Même cette branche est gênée par la concurrence chinoise.

La chaussure marocaine serait-elle dans une mauvaise passe ? Pour janvier 2005, les exportations ont fléchi de 9 % par rapport à la même période de l’année dernière, à 140 MDH. Selon la Fedic (Fédération des industries du cuir), la baisse des exportations pour le premier mois de l’année est due essentiellement «à la levée des quotas dans les pays asiatiques car nos clients traditionnels se sont détournés du Maroc». Il est expliqué que «la tendance baissière concerne tout le secteur mais c’est surtout la chaussure, la locomotive de notre industrie, avec près de 70 % des exportations du cuir, qui est la plus éprouvée».

Les chausseurs ciblent le marché américain et se positionnent sur le haut et moyen de gamme
Même s’ils s’attendent à la poursuite de cette tendance au cours des deux ou trois prochains mois, les chausseurs tiennent à préciser qu’ils ne craignent pas la concurrence chinoise. Explication : l’empire du Milieu propose des articles synthétiques alors que les chausseurs marocains peuvent se positionner sur les créneaux moyen et haut de gamme. Cette stratégie a été retenue, d’ailleurs, dans le plan d’action 2004-2006 mis en place par la Fedic. Ce plan prévoit d’agir sur le volet industriel (notamment la mise à niveau des entreprises et le développement d’une offre à forte valeur ajoutée) et aussi sur le volet commercial en consolidant le positionnement sur les marchés traditionnels, tout en procédant à la conquête de nouveaux débouchés.
Le marché américain est érigé en priorité et l’accord de libre-échange conclu avec ce pays constitue une opportunité. Notons que certaines entreprises du secteur y ont déjà exporté, mais ces opérations étaient limitées. Aujourd’hui, il est souhaitable de développer des transactions triangulaires avec les producteurs européens afin d’accéder plus aisément à ce marché.
Concernant l’offre, les industriels prévoient la production de produits spécifiques, notamment des chaussures de sport, des chaussures haut de gamme ou encore des articles de mode comme la babouche qui est aujourd’hui, dit-on dans le milieu, très demandée. Pour rappel, il y a quelques années, le groupe Au Derby avait exporté des chaussures de golf aux Etats-Unis. Outre les chausseurs, les maroquiniers comptent proposer des articles de sellerie, par exemple.
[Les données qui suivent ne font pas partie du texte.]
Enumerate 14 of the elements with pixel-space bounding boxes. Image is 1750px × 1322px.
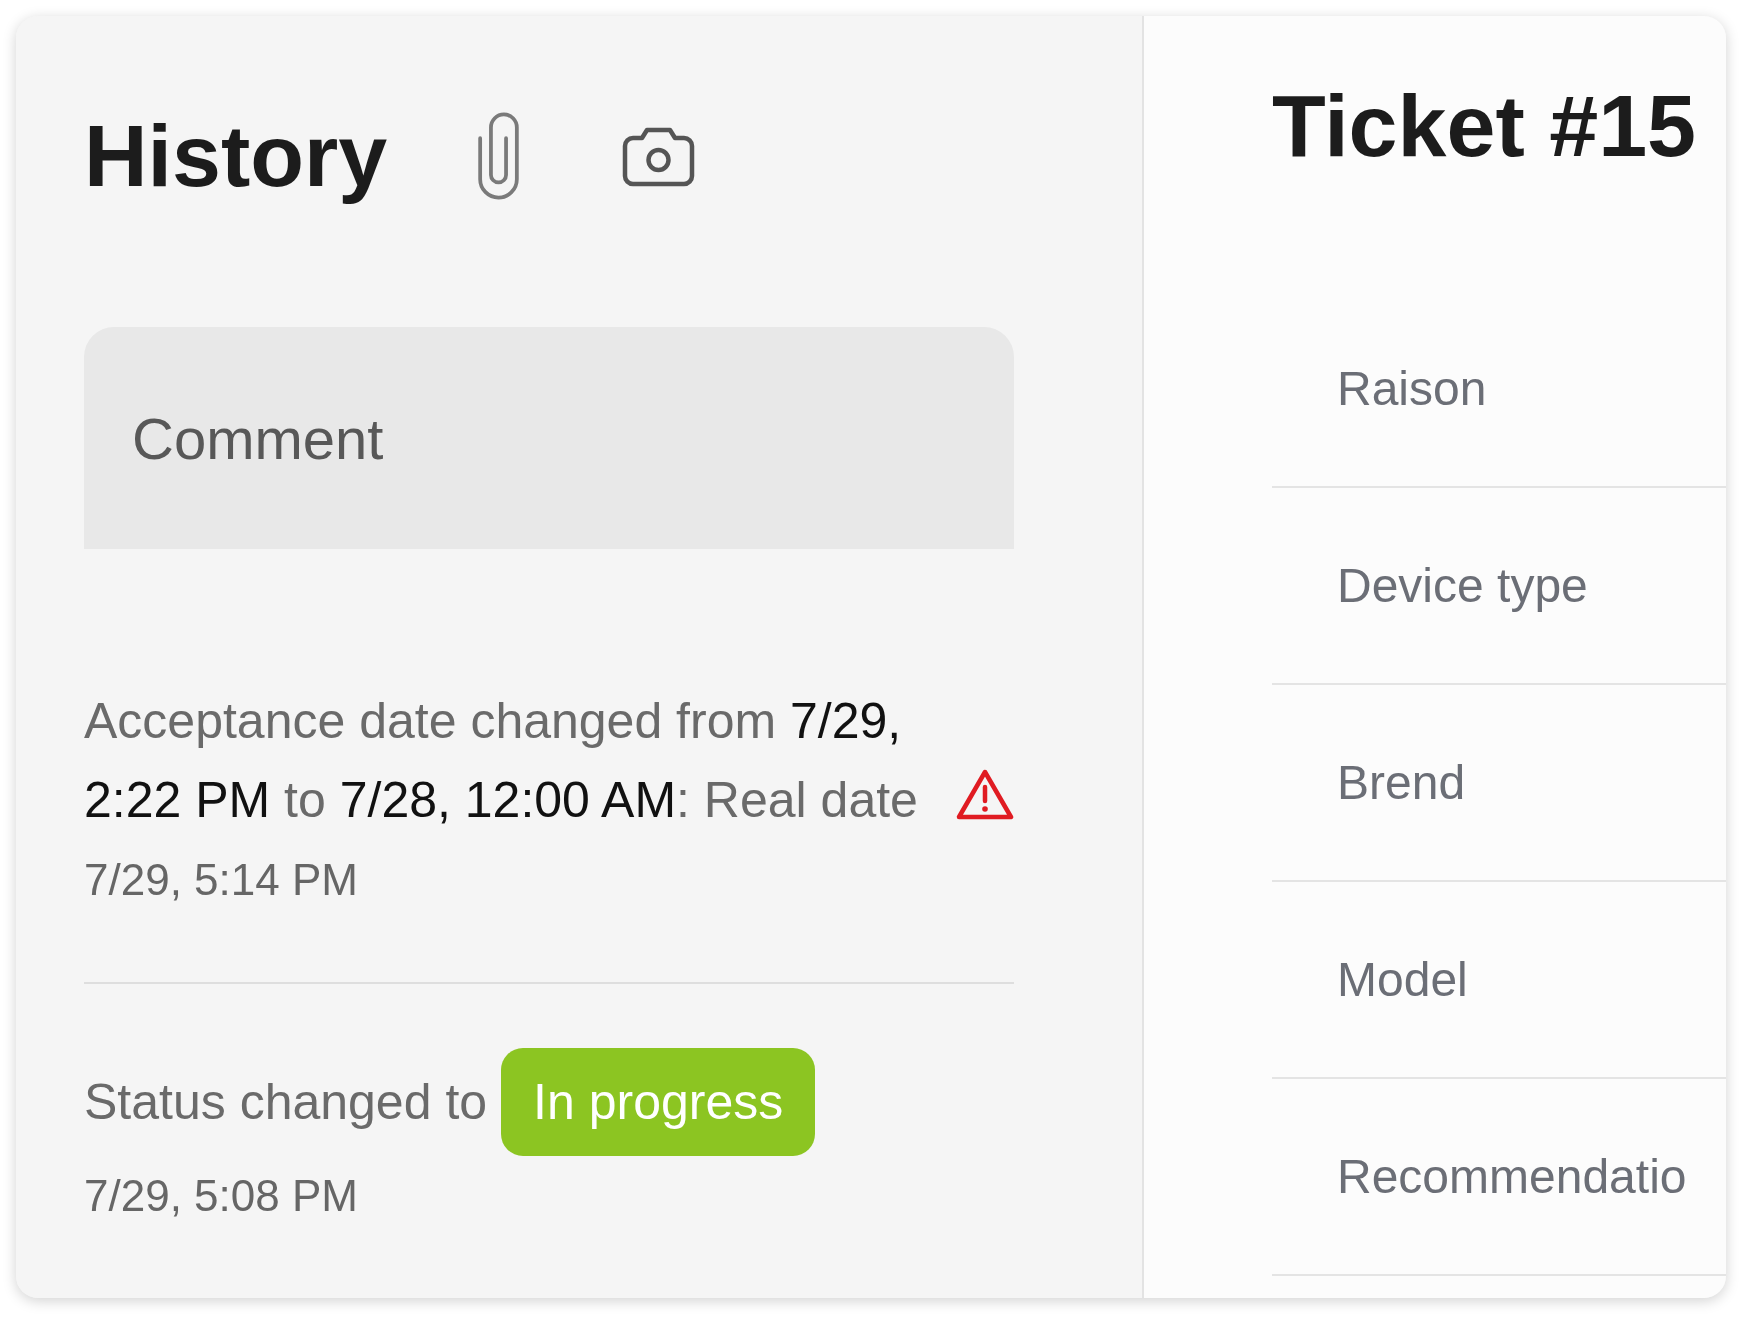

Il ne fait aucun doute que l’industrie du cuir entend mettre les bouchées doubles pour se positionner sur de nouveaux marchés. Cependant, les opérateurs estiment que la compétitivité passe par des incitations de la part des pouvoirs publics. Des moyens de financement à la portée des PME, qui constituent la majorité des entreprises du secteur, la simplification des régimes en douane et des réformes tarifaires sont les principales mesures attendues.